Pettersen's accomplishments were myriad, and she pioneered many "firsts" for women. In 1978, she became the first woman elected president of the New Jersey Board of Architects. She became the first female president of the American Institute of Architects' (AIA) New Jersey chapter in 1985 and its first female regional director two years later. She was appointed to the AIA College of Fellows in 1991. In 1965, she was the first female recipient of Cooper Union's Professional Achievement Citation for Distinguished Accomplishments. She was the first woman appointed by the governor to the New Jersey State Board of Architects and subsequently its first woman president (1975–1976). In 1984, she became first female president of the New Jersey Society of Architects.

From 1968 to 1970, Pettersen served as president of the Bergen County Altrusa Club, which is an organization for professional women.

==Awards and exhibitions==
Pettersen was featured in three exhibitions, namely:
- Ageless Perceptions IV – Senior Women in Architecture at the SOHO20 Gallery (New York City, 1991)
- Eleanore Pettersen, FAIA/Four Decades at the Center of Northern New Jersey (New Milford, NJ, 1991)
- Taliesin Legacy: The Independent Work of Frank Lloyd Wright Apprentices at the Pratt Manhattan Gallery (New York, 1992)

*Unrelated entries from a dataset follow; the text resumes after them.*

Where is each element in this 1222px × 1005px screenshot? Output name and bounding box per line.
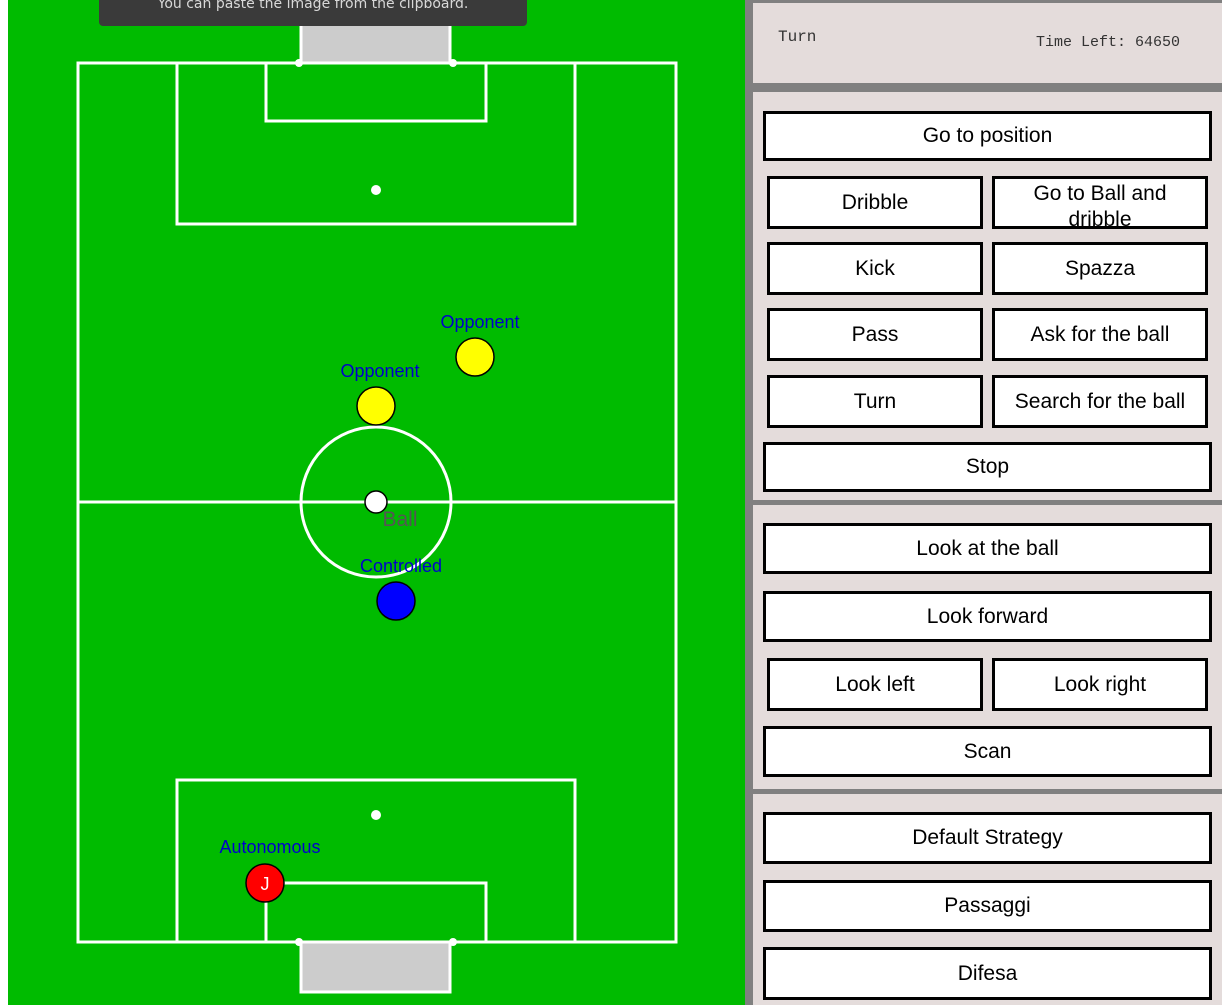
controlled-player[interactable] xyxy=(376,581,416,621)
turn-button[interactable]: Turn xyxy=(767,375,983,428)
stop-button[interactable]: Stop xyxy=(763,442,1212,492)
clipboard-toast: You can paste the image from the clipboa… xyxy=(99,0,527,26)
top-penalty-spot xyxy=(371,185,381,195)
search-for-ball-button[interactable]: Search for the ball xyxy=(992,375,1208,428)
top-penalty-area xyxy=(175,61,577,226)
toast-text: You can paste the image from the clipboa… xyxy=(157,0,469,12)
look-left-button[interactable]: Look left xyxy=(767,658,983,711)
panel-separator xyxy=(753,83,1222,92)
dribble-button[interactable]: Dribble xyxy=(767,176,983,229)
look-at-ball-button[interactable]: Look at the ball xyxy=(763,523,1212,574)
default-strategy-button[interactable]: Default Strategy xyxy=(763,812,1212,864)
bottom-goal xyxy=(299,940,452,994)
kick-button[interactable]: Kick xyxy=(767,242,983,295)
goalpost-dot xyxy=(295,59,303,67)
player-label: Opponent xyxy=(440,312,519,332)
goalpost-dot xyxy=(449,59,457,67)
field-canvas[interactable]: Opponent Opponent Ball Controlled Autono… xyxy=(8,0,745,1005)
goalpost-dot xyxy=(295,938,303,946)
bottom-penalty-area xyxy=(175,778,577,944)
player-marker: J xyxy=(261,874,270,894)
look-right-button[interactable]: Look right xyxy=(992,658,1208,711)
player-label: Opponent xyxy=(340,361,419,381)
pass-button[interactable]: Pass xyxy=(767,308,983,361)
scan-button[interactable]: Scan xyxy=(763,726,1212,777)
status-title: Turn xyxy=(778,28,817,46)
go-to-ball-dribble-button[interactable]: Go to Ball and dribble xyxy=(992,176,1208,229)
panel-divider xyxy=(745,0,753,1005)
opponent-player[interactable] xyxy=(455,337,495,377)
ask-for-ball-button[interactable]: Ask for the ball xyxy=(992,308,1208,361)
player-label: Controlled xyxy=(360,556,442,576)
go-to-position-button[interactable]: Go to position xyxy=(763,111,1212,161)
soccer-field[interactable]: Opponent Opponent Ball Controlled Autono… xyxy=(8,0,745,1005)
difesa-button[interactable]: Difesa xyxy=(763,947,1212,1000)
top-goal-area xyxy=(264,61,488,123)
ball-label: Ball xyxy=(382,508,417,531)
look-forward-button[interactable]: Look forward xyxy=(763,591,1212,642)
time-left: Time Left: 64650 xyxy=(1036,34,1181,51)
goalpost-dot xyxy=(449,938,457,946)
bottom-goal-area xyxy=(264,881,488,944)
player-label: Autonomous xyxy=(219,837,320,857)
opponent-player[interactable] xyxy=(356,386,396,426)
spazza-button[interactable]: Spazza xyxy=(992,242,1208,295)
passaggi-button[interactable]: Passaggi xyxy=(763,880,1212,932)
bottom-penalty-spot xyxy=(371,810,381,820)
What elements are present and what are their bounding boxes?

She received several awards, including:
- 1965: Professional Achievement Citation – Cooper Union
- 1967: North Jersey Architectural Award – North Jersey Cultural Council and Architects League of Northern New Jersey
- 2010: Michael Graves Lifetime Achievement Award – American Institute of Architects New Jersey, posthumously conferred
- Pioneer Women of the 90's Honoree - County Executive William
- Augustus Saint-Gaudens Award for Architecture - Cooper Union
- Named a New Jersey Woman of Achievement - Douglass College and the New Jersey State Federation of Women
- Elizabeth Cady Stanton The World Is Moving Award - Given by the Women's Rights Information Center
- Outstanding Services Award - New Jersey Commission on Women
- President's Citation for Meritorious Service - New Jersey Society of Architects

==Death and legacy==
Pettersen died in 2003 in Saddle River, at the age of 86. Her papers are collected at Virginia Polytechnic Institute and State University. (Note: The Eleanore Pettersen Architectural Collection, 1915–2010 (bulk 1950–2000), A Collection in Special Collections Collection Number Ms2003-018. It includes fifty years of drawings, models and professional, personal and family papers and photos. The collection is divided into five series.)

She is the namesake of the "Eleanore Pettersen lecture" at Cooper Union, which discusses "principles of design excellence and ecological innovation". She was included in "A Girl is a Fellow Here" ~ 100 Women in the Studio of Frank Lloyd Wright , a documentary film produced by the Beverly Willis Architectural Foundation.